Thank you for your recommendations. We have increased the number of animals to reduce the chance of statistical errors. We have performed the supplementary experiment, the number of animals for each group has been increased to 6 (3 male and female each).  The results were consistent with previous data in Figure 8.

 

(6) Power analysis to estimate experimental animal numbers should be reported in the manuscript.

 

Thank you for your recommendations. Refer to previous study (Power and sample size.
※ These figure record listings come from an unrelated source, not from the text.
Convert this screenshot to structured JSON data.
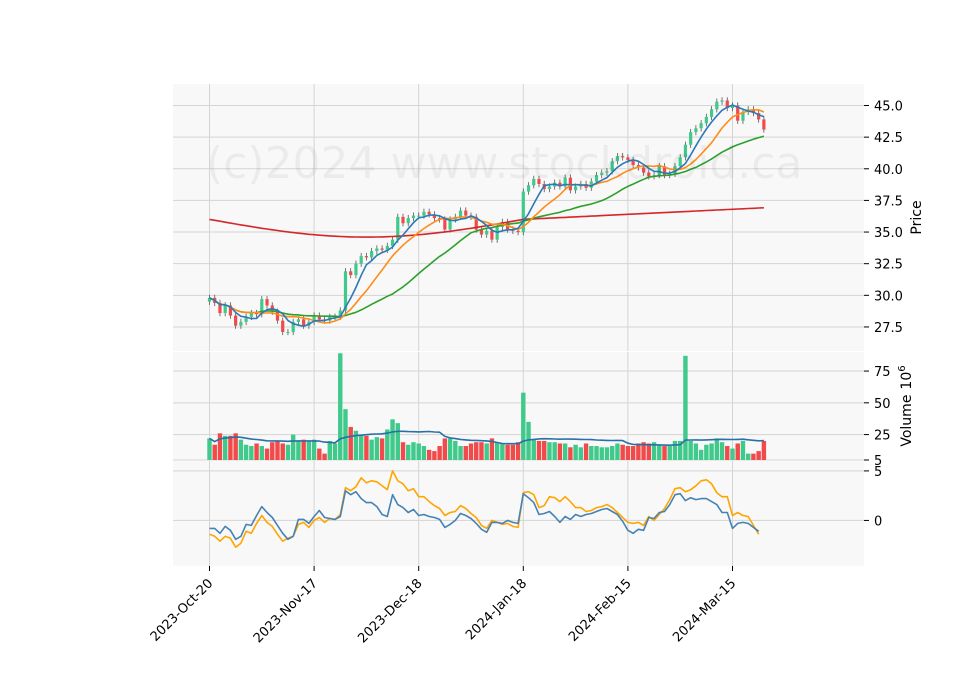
{
  "watermark": "(c)2024 www.stockdroid.ca",
  "colors": {
    "up": "#3fc98a",
    "down": "#f04a4a",
    "panel_bg": "#f8f8f8",
    "grid": "#d4d4d4",
    "ma_short": "#2a7ab8",
    "ma_medium": "#ff8c1a",
    "ma_long": "#2ca02c",
    "ma_xlong": "#d62728",
    "volume_ma": "#2a6fa8",
    "osc_fast": "#4682b4",
    "osc_slow": "#ffa500"
  },
  "chart_data": [
    {
      "type": "candlestick",
      "panel": "price",
      "ylabel": "Price",
      "ylim": [
        25.6,
        46.7
      ],
      "yticks": [
        27.5,
        30.0,
        32.5,
        35.0,
        37.5,
        40.0,
        42.5,
        45.0
      ],
      "ytick_labels": [
        "27.5",
        "30.0",
        "32.5",
        "35.0",
        "37.5",
        "40.0",
        "42.5",
        "45.0"
      ],
      "xticks": [
        0,
        20,
        40,
        60,
        80,
        100
      ],
      "xtick_labels": [
        "2023-Oct-20",
        "2023-Nov-17",
        "2023-Dec-18",
        "2024-Jan-18",
        "2024-Feb-15",
        "2024-Mar-15"
      ],
      "grid": true,
      "closes": [
        29.8,
        29.4,
        28.6,
        29.2,
        28.4,
        27.6,
        27.9,
        28.3,
        28.6,
        28.5,
        29.7,
        29.2,
        28.7,
        28.0,
        27.1,
        27.1,
        27.9,
        28.1,
        27.6,
        27.9,
        28.4,
        28.1,
        28.0,
        28.3,
        28.3,
        28.8,
        31.9,
        31.6,
        32.5,
        33.1,
        33.0,
        33.5,
        33.7,
        33.6,
        33.9,
        34.4,
        36.2,
        35.7,
        36.1,
        36.3,
        36.3,
        36.6,
        36.4,
        36.1,
        36.0,
        35.2,
        36.0,
        36.2,
        36.7,
        36.3,
        36.2,
        35.2,
        34.8,
        35.1,
        34.4,
        35.4,
        35.8,
        35.2,
        35.1,
        35.0,
        38.2,
        38.7,
        39.2,
        38.8,
        38.4,
        38.6,
        38.9,
        38.6,
        39.3,
        38.3,
        38.6,
        38.8,
        38.5,
        39.0,
        39.5,
        39.7,
        39.8,
        40.6,
        41.0,
        40.9,
        40.7,
        40.3,
        40.1,
        39.7,
        39.4,
        39.5,
        40.2,
        39.5,
        39.6,
        40.2,
        40.9,
        41.9,
        42.9,
        43.2,
        43.6,
        44.1,
        44.7,
        45.3,
        45.4,
        44.8,
        45.0,
        43.8,
        44.5,
        44.7,
        44.4,
        43.9,
        43.1
      ]
    },
    {
      "type": "bar",
      "panel": "volume",
      "ylabel": "Volume  10^6",
      "ylabel_main": "Volume",
      "ylabel_exp": "6",
      "ylim": [
        5,
        90
      ],
      "yticks": [
        5,
        25,
        50,
        75
      ],
      "ytick_labels": [
        "5",
        "25",
        "50",
        "75"
      ],
      "values": [
        22,
        17,
        26,
        24,
        24,
        26,
        21,
        17,
        16,
        18,
        16,
        14,
        19,
        20,
        18,
        17,
        25,
        20,
        21,
        20,
        21,
        14,
        10,
        20,
        18,
        89,
        45,
        31,
        28,
        25,
        24,
        21,
        23,
        22,
        29,
        37,
        34,
        19,
        17,
        19,
        18,
        16,
        13,
        12,
        16,
        22,
        22,
        20,
        16,
        16,
        18,
        19,
        19,
        18,
        22,
        19,
        18,
        17,
        17,
        19,
        58,
        35,
        21,
        20,
        20,
        19,
        19,
        18,
        18,
        15,
        17,
        15,
        18,
        16,
        16,
        15,
        15,
        16,
        18,
        17,
        16,
        16,
        18,
        19,
        18,
        19,
        17,
        16,
        16,
        20,
        20,
        87,
        20,
        18,
        13,
        17,
        18,
        22,
        19,
        16,
        14,
        18,
        20,
        10,
        10,
        12,
        20
      ]
    },
    {
      "type": "line",
      "panel": "oscillator",
      "ylim": [
        -4.6,
        6.0
      ],
      "yticks": [
        0,
        5
      ],
      "ytick_labels": [
        "0",
        "5"
      ],
      "series": [
        {
          "values": [
            -0.8,
            -0.8,
            -1.3,
            -0.6,
            -1.0,
            -1.9,
            -1.6,
            -0.4,
            -0.5,
            0.5,
            1.4,
            0.8,
            0.3,
            -0.5,
            -1.3,
            -1.9,
            -1.6,
            0.1,
            0.1,
            -0.3,
            0.4,
            1.0,
            0.3,
            0.2,
            0.1,
            0.4,
            3.0,
            2.6,
            2.9,
            2.2,
            1.8,
            1.8,
            1.4,
            0.6,
            0.4,
            2.6,
            1.6,
            1.3,
            0.8,
            1.1,
            0.5,
            0.6,
            0.4,
            0.3,
            0.1,
            -0.7,
            -0.4,
            0.0,
            0.7,
            0.5,
            0.2,
            -0.3,
            -0.9,
            -1.2,
            -0.2,
            -0.2,
            -0.3,
            0.0,
            -0.2,
            -0.3,
            2.7,
            2.3,
            1.8,
            0.6,
            0.7,
            0.9,
            0.4,
            -0.2,
            0.4,
            0.1,
            0.6,
            0.4,
            0.6,
            0.7,
            0.9,
            1.1,
            1.2,
            0.9,
            0.6,
            -0.1,
            -1.0,
            -1.3,
            -0.9,
            -1.0,
            0.3,
            0.2,
            0.8,
            0.9,
            1.6,
            2.6,
            2.7,
            2.0,
            2.3,
            2.1,
            2.2,
            2.2,
            1.9,
            1.6,
            0.8,
            0.8,
            -0.8,
            -0.3,
            -0.2,
            -0.3,
            -0.7,
            -1.1
          ]
        },
        {
          "values": [
            -1.4,
            -1.6,
            -2.1,
            -1.6,
            -1.8,
            -2.7,
            -2.3,
            -1.1,
            -1.3,
            -0.3,
            0.5,
            -0.2,
            -0.6,
            -1.4,
            -2.1,
            -1.8,
            -1.6,
            -0.4,
            -0.2,
            -0.7,
            0.0,
            0.3,
            -0.2,
            0.2,
            0.1,
            0.6,
            3.3,
            3.0,
            3.4,
            4.3,
            3.8,
            4.0,
            3.9,
            3.5,
            3.1,
            5.0,
            4.0,
            3.7,
            3.0,
            3.2,
            2.4,
            2.4,
            1.9,
            1.5,
            1.2,
            0.5,
            0.8,
            0.9,
            1.5,
            1.2,
            0.7,
            0.3,
            -0.5,
            -0.8,
            0.0,
            -0.2,
            -0.4,
            -0.3,
            -0.6,
            -0.7,
            2.8,
            2.9,
            2.6,
            1.3,
            1.5,
            2.4,
            2.3,
            1.9,
            2.4,
            1.9,
            1.3,
            1.3,
            0.9,
            1.0,
            1.3,
            1.4,
            1.6,
            1.3,
            0.8,
            0.3,
            -0.2,
            -0.3,
            -0.2,
            -0.5,
            0.4,
            0.0,
            0.6,
            1.2,
            2.1,
            3.2,
            3.3,
            2.9,
            3.1,
            3.5,
            4.0,
            4.1,
            3.7,
            2.8,
            2.4,
            2.4,
            0.5,
            0.8,
            0.5,
            0.4,
            -0.5,
            -1.4
          ]
        }
      ]
    }
  ]
}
Nature Methods. 2013;10:1139–1140), “The distributions show effect sizes d = 1, 1.5 and 2 for n = 3 and α = 0.05. Right, power as function of d at four different a values for n = 3”, and “If we average seven measurements (n = 7), we are able to detect a 10% increase in expression levels (μA = 11, d = 1) 84% of the time with α = 0.05.”, the experimental animal numbers estimated were 3 to 7. Moreover, if the increased number of experimental animals could be available, we would retain data.

 

(7) It is unclear if the studies were performed with adequate rigor. Were those scoring outcome measures blinded to the treatment groups?

 

Thank you for your recommendations. We performed the studies with those scoring outcome measures not blinded to the treatment groups, the groups were based on their genotype. Actually, it was easy to discriminate the dyH/dyH groups from the WT/Het mice due to their small body shape.

 

(8) Authors should appropriately cite previous studies that have generated Lama2 null mice.

 

Thank you for your recommendations. We have cited previous studies that have generated Lama2 null mice with the sentence “The most common mouse models for LAMA2-MD are the dy/dy, dy3k/dy3k, dyw/dyw and dy2J/dy2J mice (Xu et al., 1994; Michelson et al., 1995; Miyagoe et al., 1997; Kuang et al., 1998; Sunada et al., 1995)”.

 

(9) The number of animals should be increased to reduce the chance of statistical error.

 

Thank you for your recommendations. We have performed the supplementary experiment, the number of animals for each group has been increased to reduce the chance of statistical error.

 

(10) A power analysis should be performed to determine the number of experimental animals.

 

Thank you for your recommendations. We have performed a power analysis to determine the number of experimental animals as mentioned above.

 

(11) There are many grammatical errors within the manuscript. The manuscript should be carefully proofread.

 

Thank you for your recommendations. We have carefully corrected the grammatical errors within the manuscript.